Die Sicht durch das zer­bro­che­ne Brillenglas

Aus der Serie “Bril­len unse­rer Beziehung”

Der Bra­ten duf­tet ver­füh­re­risch. Geschirr, Ser­vi­et­ten, Blu­men und das wun­der­schö­ne Tisch­tuch sind farb­lich gut auf­ein­an­der abge­stimmt. Die Glä­ser glän­zen blitz­sauber. Aber der ein­zi­ge Kom­men­tar von Hans ist: “Ach, Susi, du weißt doch, dass die Hubers am liebs­ten Rot­wein trin­ken. Wie­so hast du schon wie­der die Weiß­wein­glä­ser aufgedeckt?“

Hans hat sich extra fein her­aus­ge­putzt. Die Schu­he glän­zen, der Bart ist gestutzt, die Haa­re frisch gewa­schen. Für den fei­er­li­chen Anlass hat er sich in sei­nen bes­ten Anzug gezwängt und sogar Sus­is Lieb­lings­kra­wat­te umge­bun­den. Susi meint: „Also, die Socken pas­sen da sowas von gar nicht! Hast du denn kei­ne anderen?“

Ähn­li­ches haben wir ver­mut­lich alle schon erlebt. Viel­leicht haben wir schon als Kin­der den Ein­druck bekom­men, dass Feh­ler mehr Auf­merk­sam­keit ver­die­nen als posi­ti­ve Leis­tun­gen. Den­ken wir nur an das Meer von rot ange­stri­che­nen Feh­lern im Schul­auf­satz. Und kein Wort über die gute Geschichte!

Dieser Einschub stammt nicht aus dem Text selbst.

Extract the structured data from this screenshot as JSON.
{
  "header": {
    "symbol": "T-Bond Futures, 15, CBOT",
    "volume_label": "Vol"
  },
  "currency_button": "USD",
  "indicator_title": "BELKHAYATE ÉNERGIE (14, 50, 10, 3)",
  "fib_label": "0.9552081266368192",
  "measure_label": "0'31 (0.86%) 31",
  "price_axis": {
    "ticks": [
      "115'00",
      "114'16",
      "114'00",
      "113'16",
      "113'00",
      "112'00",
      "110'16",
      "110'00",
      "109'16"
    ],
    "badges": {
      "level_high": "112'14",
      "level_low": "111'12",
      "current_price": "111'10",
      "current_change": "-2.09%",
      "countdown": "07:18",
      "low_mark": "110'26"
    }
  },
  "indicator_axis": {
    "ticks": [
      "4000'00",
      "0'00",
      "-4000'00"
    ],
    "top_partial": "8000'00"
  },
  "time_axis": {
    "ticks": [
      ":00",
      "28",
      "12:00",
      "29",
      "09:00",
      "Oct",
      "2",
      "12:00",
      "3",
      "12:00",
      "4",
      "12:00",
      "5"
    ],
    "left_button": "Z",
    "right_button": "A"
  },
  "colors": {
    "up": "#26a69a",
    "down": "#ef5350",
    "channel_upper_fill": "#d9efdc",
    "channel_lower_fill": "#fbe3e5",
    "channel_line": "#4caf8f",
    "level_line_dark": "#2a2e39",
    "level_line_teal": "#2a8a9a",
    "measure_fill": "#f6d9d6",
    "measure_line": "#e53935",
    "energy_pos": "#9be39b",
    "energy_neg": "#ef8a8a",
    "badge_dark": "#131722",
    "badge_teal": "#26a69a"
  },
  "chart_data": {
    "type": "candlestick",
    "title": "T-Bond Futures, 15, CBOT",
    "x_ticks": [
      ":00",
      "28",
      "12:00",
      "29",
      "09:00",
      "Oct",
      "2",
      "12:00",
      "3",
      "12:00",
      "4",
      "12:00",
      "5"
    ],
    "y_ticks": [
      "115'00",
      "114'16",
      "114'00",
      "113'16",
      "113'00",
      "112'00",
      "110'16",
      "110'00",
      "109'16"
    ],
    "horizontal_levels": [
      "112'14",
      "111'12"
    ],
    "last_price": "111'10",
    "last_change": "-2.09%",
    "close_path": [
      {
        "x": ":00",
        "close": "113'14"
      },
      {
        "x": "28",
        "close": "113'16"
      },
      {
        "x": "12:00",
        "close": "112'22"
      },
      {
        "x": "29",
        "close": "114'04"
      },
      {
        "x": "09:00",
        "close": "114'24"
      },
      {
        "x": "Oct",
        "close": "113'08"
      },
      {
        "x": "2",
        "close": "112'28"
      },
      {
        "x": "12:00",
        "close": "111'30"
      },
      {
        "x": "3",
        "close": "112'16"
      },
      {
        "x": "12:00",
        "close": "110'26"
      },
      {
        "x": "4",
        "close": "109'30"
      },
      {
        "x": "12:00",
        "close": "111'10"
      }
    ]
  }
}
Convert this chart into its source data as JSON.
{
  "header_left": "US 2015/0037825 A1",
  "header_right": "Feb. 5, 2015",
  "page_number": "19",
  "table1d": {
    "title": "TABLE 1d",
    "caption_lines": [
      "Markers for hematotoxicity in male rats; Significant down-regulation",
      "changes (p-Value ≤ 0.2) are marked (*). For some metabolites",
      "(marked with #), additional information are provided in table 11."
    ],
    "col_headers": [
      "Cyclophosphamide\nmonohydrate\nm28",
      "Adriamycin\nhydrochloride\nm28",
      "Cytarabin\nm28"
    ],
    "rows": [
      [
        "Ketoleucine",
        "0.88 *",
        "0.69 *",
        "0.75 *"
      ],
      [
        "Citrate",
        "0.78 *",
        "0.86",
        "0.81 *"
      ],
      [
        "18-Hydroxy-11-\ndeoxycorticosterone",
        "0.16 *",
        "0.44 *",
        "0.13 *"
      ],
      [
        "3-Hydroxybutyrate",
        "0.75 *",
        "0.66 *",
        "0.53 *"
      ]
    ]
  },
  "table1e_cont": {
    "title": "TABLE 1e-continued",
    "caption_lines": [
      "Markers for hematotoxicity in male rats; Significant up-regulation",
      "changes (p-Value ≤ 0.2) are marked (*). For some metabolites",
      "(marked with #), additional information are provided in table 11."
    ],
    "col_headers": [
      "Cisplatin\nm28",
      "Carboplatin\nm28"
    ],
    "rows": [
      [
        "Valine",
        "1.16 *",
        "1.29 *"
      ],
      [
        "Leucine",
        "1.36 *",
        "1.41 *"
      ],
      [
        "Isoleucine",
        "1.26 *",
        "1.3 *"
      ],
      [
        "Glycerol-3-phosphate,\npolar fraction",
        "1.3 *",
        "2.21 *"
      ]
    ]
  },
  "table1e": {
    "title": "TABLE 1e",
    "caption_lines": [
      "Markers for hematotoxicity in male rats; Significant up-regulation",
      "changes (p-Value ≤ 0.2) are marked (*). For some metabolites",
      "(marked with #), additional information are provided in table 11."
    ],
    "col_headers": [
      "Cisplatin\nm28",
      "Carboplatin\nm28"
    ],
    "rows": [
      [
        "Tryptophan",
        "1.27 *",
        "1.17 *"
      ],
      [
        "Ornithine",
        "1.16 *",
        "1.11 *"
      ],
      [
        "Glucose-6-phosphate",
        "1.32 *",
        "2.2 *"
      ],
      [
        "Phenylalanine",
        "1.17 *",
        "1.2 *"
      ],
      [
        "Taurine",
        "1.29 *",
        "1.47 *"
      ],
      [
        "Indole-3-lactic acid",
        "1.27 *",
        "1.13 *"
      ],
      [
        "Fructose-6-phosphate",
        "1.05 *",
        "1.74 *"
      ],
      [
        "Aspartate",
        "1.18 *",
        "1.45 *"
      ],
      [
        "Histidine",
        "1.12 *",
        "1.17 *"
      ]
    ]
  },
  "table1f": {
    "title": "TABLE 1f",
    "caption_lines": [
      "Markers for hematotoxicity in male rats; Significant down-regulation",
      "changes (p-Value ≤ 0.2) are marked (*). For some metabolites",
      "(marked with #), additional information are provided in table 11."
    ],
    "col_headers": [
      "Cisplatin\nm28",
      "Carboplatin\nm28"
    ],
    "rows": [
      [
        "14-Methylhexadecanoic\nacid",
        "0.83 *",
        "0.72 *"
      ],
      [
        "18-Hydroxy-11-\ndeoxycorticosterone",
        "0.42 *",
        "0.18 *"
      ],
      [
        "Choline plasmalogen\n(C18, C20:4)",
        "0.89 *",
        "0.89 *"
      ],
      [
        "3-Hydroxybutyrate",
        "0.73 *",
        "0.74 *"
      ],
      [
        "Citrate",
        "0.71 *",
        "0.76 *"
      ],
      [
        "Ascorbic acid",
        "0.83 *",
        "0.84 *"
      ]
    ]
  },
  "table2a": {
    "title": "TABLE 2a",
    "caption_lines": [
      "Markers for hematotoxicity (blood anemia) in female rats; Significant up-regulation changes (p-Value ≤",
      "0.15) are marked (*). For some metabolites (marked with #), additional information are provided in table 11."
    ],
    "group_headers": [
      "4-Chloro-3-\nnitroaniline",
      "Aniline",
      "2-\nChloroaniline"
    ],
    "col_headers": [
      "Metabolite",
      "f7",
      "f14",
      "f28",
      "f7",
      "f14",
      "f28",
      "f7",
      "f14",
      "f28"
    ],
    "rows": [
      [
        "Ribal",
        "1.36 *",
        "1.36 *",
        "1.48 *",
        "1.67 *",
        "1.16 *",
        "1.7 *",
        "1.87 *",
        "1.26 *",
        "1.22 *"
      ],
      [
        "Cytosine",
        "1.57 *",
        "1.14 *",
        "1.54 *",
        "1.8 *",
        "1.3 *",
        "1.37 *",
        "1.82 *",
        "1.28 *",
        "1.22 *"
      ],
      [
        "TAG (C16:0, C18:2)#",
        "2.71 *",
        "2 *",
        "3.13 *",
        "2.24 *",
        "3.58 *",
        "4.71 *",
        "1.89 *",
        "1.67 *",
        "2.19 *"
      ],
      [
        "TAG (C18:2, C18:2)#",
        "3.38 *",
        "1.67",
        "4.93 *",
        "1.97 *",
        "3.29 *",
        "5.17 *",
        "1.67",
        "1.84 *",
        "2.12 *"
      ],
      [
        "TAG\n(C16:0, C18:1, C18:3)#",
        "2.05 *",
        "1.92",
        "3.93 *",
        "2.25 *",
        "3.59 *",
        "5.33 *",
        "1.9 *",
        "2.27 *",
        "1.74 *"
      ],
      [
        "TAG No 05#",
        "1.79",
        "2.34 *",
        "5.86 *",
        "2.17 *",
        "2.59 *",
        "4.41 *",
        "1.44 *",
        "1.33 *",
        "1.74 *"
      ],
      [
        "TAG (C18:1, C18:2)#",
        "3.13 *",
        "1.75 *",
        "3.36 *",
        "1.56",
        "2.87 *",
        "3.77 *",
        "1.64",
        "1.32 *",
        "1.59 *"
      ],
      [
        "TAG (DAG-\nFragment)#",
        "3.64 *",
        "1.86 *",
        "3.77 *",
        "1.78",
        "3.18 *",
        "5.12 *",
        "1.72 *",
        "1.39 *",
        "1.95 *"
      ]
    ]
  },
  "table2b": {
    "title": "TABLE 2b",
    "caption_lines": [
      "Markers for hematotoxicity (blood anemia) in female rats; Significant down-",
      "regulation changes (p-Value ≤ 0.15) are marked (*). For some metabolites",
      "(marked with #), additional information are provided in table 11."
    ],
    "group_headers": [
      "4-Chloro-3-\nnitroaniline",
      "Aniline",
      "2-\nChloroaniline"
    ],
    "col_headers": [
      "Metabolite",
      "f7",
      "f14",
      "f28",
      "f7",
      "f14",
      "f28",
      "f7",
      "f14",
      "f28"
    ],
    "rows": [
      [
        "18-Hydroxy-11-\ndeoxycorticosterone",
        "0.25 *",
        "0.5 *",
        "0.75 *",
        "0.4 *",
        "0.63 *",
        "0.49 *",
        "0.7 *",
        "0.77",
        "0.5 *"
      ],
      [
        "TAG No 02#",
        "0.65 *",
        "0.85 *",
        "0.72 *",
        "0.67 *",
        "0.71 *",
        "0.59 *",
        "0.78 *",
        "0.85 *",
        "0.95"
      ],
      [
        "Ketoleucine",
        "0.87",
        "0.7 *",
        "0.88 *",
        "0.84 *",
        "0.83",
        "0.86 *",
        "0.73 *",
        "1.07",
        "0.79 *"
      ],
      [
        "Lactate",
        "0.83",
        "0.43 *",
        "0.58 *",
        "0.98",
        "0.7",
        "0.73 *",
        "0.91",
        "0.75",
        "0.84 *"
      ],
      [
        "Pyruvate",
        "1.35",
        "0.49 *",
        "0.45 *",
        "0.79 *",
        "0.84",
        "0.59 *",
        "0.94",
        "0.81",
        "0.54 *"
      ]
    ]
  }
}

Aber müs­sen wir die­sen feh­ler­ori­en­tier­ten Denk­stil übernehmen? 

 Hans hät­te auch sagen kön­nen: „Mmmh, Susi, du hast dich wie­der ein­mal selbst über­trof­fen. Wie das duf­tet! Der Tisch sieht wirk­lich künst­le­risch aus – das hat Stil! Aber weißt du was? Die Weiß­wein­glä­ser wür­de ich lie­ber noch gegen Rot­wein­glä­ser aus­tau­schen – ich glau­be, die Hubers trin­ken lie­ber Rot­wein. Ist dir das recht?“

Und Susi hät­te sagen kön­nen: „Hans, ich bin stolz auf dich – du siehst super aus. Dan­ke auch, dass du an mei­ne Lieb­lings­kra­wat­te gedacht hast! Nur die Socken könn­test du noch aus­tau­schen – wenn du willst, suche ich dir ein Paar her­aus, das bes­ser zu den Schu­hen passt, okay?“

Das hät­te aber nur gepasst, wenn es von Her­zen kommt. Solan­ge Feh­ler in Wirk­lich­keit das Ein­zi­ge sind, was uns vor Augen steht und wich­tig ist, klingt jedes Lob unehr­lich. Wir kön­nen viel frü­her anset­zen, näm­lich bei unse­rer Wahrnehmung.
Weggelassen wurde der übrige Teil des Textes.